I had nothing to worry about. You were great throughout the
party. And family members were great too, many lending a hand to help set up
and bring us just what we needed despite me fretting over details. As you
started winding down for your first nap of the day, I gathered the guests to
sing your birthday song, around the enormous, sea-themed cake that turned out
quite Asian-looking after all.
That’s life though,
Luc—it often throws you curveballs and doles out the unexpected. But sometimes,
despite your initial resistance, it’s just what you need as you surrender to
letting go and holding in sight the more important things. On this day, exactly
one year from the date of your birth, what’s most important are the family
members whom you have brought together in the most loving and joyful way, by
just being here, and by just being you.

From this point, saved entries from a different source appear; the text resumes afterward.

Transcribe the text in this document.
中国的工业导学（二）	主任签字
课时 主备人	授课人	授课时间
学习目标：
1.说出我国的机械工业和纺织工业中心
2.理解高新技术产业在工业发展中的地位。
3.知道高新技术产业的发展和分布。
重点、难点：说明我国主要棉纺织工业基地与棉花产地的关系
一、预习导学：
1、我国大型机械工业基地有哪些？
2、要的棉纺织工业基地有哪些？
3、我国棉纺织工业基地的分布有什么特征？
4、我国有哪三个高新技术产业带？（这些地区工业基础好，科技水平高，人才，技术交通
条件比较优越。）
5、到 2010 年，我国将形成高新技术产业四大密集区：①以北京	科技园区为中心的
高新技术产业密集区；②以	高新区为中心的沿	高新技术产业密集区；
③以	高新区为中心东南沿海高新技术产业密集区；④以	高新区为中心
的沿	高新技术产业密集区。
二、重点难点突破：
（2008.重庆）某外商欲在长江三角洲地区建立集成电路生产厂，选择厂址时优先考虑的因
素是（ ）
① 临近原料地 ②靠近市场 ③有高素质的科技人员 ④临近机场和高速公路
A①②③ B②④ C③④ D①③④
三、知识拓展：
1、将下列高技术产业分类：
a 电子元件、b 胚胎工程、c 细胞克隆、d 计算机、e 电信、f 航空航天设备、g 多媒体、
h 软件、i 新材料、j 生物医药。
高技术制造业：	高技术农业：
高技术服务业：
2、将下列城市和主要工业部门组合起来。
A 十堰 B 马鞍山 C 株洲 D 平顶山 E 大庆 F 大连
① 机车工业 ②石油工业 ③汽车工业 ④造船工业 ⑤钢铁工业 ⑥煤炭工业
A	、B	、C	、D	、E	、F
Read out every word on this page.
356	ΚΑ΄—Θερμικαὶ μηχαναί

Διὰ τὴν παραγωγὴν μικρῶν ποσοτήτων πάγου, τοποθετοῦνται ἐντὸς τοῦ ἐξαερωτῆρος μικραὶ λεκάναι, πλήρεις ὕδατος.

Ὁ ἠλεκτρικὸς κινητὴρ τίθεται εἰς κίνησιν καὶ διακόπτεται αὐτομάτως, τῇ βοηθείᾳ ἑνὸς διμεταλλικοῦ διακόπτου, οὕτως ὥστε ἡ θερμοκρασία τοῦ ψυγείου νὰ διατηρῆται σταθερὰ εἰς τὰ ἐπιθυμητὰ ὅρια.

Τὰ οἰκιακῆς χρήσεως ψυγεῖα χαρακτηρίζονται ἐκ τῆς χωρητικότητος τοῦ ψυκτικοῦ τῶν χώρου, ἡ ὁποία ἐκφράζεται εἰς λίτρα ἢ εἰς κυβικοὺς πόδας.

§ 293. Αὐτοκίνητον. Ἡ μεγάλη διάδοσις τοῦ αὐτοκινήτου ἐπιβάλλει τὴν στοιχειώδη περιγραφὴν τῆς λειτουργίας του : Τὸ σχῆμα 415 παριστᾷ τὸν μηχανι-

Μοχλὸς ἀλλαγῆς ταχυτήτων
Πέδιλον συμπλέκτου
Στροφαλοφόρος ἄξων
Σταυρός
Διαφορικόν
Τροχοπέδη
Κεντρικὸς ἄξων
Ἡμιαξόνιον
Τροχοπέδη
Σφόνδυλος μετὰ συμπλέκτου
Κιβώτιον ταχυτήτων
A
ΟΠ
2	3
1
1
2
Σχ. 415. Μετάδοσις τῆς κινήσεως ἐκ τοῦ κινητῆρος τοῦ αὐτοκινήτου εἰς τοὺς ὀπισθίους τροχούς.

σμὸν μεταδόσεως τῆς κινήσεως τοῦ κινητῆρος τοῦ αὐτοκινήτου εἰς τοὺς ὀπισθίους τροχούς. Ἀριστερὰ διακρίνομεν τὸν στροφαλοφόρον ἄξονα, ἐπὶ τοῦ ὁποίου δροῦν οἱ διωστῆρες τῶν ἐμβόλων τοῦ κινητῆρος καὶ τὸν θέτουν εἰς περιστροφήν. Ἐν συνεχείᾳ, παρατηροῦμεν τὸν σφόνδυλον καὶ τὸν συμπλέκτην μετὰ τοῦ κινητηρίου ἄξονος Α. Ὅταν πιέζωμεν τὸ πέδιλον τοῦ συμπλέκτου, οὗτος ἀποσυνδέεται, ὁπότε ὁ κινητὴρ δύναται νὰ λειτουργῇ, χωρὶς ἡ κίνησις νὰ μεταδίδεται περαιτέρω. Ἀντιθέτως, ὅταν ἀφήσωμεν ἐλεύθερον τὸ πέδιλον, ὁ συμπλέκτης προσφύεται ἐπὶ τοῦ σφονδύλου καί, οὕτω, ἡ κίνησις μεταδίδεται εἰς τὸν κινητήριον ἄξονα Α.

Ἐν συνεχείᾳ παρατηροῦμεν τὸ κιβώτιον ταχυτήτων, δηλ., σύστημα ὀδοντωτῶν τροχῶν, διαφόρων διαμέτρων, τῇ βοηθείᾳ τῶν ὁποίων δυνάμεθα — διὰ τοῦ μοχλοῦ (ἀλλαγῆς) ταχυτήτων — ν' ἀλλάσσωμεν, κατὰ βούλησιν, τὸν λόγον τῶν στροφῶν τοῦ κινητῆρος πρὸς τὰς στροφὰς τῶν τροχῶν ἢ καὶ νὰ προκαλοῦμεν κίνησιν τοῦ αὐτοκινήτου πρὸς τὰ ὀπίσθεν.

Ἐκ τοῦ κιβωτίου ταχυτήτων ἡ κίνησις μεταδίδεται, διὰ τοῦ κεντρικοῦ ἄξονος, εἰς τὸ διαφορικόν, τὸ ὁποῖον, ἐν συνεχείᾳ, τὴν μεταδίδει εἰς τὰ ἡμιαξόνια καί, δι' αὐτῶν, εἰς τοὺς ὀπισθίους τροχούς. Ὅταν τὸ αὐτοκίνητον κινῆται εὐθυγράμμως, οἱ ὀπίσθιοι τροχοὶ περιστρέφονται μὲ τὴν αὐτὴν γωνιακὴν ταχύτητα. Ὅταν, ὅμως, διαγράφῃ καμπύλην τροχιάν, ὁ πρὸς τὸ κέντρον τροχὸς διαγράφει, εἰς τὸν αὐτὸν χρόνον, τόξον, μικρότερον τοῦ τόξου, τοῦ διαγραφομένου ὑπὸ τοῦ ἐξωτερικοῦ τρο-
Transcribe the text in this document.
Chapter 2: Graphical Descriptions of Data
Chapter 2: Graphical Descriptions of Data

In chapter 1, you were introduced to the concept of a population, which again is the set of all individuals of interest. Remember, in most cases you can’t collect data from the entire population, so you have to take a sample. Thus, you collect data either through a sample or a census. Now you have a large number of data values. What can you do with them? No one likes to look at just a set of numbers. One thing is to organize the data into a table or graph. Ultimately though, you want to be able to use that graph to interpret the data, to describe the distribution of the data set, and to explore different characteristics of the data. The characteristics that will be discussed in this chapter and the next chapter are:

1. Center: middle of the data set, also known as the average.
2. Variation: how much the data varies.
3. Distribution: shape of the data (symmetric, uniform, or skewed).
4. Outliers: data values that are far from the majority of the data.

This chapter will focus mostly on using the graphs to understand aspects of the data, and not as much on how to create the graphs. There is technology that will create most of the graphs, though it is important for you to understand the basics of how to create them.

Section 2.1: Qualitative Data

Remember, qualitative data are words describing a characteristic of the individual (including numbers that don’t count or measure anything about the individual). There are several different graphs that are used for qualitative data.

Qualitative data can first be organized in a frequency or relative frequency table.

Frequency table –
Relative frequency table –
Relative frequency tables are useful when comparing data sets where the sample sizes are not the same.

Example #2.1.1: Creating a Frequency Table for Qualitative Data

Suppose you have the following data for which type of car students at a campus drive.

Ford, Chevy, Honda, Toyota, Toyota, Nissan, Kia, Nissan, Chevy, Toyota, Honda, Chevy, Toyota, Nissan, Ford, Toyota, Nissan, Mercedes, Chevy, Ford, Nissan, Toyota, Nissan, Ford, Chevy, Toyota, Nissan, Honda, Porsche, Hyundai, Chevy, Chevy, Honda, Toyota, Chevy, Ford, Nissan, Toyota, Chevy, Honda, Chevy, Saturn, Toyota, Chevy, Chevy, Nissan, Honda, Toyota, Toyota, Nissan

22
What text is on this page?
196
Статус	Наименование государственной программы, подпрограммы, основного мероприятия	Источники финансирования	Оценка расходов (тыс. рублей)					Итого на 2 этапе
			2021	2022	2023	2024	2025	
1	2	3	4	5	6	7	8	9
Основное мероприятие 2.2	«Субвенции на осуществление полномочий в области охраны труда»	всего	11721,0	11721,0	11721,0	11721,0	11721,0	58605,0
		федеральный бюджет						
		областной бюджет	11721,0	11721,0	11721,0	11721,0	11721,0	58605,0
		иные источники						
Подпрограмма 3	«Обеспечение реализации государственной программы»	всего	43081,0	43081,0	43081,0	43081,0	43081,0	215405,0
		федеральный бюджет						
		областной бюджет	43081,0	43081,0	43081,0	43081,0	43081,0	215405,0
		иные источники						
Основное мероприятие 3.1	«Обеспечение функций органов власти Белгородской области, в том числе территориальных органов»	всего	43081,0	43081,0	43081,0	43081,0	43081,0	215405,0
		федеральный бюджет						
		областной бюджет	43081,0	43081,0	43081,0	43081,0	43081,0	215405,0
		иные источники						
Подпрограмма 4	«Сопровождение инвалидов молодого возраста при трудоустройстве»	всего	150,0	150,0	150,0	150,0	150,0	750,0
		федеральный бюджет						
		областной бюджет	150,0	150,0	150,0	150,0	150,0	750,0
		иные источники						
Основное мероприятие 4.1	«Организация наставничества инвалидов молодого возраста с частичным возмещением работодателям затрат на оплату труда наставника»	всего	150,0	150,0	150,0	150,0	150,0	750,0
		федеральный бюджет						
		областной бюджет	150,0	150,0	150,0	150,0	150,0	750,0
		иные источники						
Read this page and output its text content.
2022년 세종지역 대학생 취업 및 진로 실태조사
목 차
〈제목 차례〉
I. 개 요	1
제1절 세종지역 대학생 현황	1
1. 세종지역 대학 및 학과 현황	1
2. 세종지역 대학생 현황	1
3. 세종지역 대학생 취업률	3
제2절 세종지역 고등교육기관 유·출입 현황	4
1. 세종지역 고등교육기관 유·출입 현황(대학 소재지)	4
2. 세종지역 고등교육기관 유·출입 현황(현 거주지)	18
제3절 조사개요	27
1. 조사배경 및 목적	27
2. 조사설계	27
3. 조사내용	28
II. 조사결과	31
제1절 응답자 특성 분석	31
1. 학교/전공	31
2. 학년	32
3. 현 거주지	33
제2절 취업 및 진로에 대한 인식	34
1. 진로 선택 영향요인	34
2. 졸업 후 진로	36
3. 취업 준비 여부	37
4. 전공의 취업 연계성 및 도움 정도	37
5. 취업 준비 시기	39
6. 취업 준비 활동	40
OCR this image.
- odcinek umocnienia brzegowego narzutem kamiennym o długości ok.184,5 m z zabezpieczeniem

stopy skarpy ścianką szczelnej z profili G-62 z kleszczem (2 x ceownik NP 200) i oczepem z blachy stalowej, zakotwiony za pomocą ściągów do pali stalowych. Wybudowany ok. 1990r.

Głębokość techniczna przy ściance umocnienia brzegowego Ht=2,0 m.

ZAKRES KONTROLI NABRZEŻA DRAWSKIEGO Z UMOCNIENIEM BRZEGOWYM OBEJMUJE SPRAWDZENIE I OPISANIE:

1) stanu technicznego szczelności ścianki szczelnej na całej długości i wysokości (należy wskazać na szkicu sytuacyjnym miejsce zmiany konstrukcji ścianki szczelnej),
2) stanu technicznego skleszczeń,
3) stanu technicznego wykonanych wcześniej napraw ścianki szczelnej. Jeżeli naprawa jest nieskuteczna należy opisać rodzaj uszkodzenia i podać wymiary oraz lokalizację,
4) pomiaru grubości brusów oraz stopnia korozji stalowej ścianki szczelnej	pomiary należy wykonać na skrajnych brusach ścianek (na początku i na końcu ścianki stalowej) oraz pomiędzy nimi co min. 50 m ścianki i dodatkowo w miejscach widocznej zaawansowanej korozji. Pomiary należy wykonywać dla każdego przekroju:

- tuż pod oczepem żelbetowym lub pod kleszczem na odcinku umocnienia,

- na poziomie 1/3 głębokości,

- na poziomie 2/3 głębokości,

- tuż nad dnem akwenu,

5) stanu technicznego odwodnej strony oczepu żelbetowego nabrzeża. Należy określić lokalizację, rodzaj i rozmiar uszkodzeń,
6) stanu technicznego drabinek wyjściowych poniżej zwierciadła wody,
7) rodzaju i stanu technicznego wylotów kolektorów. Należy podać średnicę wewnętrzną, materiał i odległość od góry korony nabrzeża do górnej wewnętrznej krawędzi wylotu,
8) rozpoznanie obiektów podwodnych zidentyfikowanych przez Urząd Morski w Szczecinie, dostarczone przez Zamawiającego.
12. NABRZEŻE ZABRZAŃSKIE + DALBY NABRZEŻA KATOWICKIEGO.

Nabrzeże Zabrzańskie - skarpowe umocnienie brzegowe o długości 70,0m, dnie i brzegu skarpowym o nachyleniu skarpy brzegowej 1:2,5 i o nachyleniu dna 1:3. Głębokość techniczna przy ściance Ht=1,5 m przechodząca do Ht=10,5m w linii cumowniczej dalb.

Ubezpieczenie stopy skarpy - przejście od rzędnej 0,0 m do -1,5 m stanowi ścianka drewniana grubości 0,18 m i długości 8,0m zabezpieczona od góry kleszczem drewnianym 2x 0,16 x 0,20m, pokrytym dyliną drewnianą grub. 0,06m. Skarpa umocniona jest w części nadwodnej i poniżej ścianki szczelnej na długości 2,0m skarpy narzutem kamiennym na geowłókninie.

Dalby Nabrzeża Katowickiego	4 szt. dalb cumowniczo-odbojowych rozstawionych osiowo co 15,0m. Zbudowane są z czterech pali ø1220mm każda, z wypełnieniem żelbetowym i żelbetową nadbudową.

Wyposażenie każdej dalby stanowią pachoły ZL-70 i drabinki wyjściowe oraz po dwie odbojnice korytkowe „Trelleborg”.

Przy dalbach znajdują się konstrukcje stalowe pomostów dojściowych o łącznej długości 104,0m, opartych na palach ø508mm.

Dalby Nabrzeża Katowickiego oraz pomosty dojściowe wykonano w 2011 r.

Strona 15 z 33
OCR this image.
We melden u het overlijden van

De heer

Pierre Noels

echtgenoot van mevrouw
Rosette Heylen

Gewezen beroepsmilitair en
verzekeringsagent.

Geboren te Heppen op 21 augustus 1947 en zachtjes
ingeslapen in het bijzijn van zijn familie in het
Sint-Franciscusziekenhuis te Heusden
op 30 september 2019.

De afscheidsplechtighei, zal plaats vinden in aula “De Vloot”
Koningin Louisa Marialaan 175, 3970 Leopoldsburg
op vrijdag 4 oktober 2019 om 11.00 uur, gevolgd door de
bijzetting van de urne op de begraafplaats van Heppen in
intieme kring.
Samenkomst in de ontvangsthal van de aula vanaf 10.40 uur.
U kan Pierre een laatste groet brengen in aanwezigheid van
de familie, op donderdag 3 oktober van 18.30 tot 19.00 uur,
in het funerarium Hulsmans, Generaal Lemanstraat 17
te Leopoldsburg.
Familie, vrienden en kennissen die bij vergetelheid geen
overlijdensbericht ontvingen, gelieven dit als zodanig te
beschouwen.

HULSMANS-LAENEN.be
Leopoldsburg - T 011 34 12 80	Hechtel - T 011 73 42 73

I have watched transformations in
others when they interact with you and tend to you; I have seen a father’s
blossoming love, a grandmother’s happiness, a grandfather’s tenderness, an
aunt’s wonderment, an uncle’s awe.
When the smiling, familiar faces turned our
way and our voices lifted up in song, I felt a sense of warmth and
completeness, much akin to when you joined us earthside.
My darling boy, what a sheer pleasure it has been to witness
your growth during your first year. Like magic unfolding before my eyes, I got
to experience your first tears, first smile, first words, first roll, first
slow-paced army crawl, first rushed steps with the assistance of a cardboard
box to lean on.
I got to understand your wants and needs on an instinctual
level without the need for words, and marveled at how you found different ways
to show your love for me, from clinging on to my shirt in your sleep, to gazing
at me while you nursed, to glancing back in my direction for encouragement as
you explored. One day, you will go from grasping the concept of simple,
few-lettered words in the books that I read to you every night, to understanding
these complex sentences that I am writing to you now.
With this entry, I have
fulfilled my promise to myself and to you for capturing these monthly memories
of your first year. I’m sure we will make many more memories to come as the
years eke by. But we will always have this very first year to look back upon,
Luc, a year of learning, developing, and growing, as separate beings, but also
with hearts inexplicably intertwined like tender tendrils growing into sturdy
vines that reach ever upward toward the sun.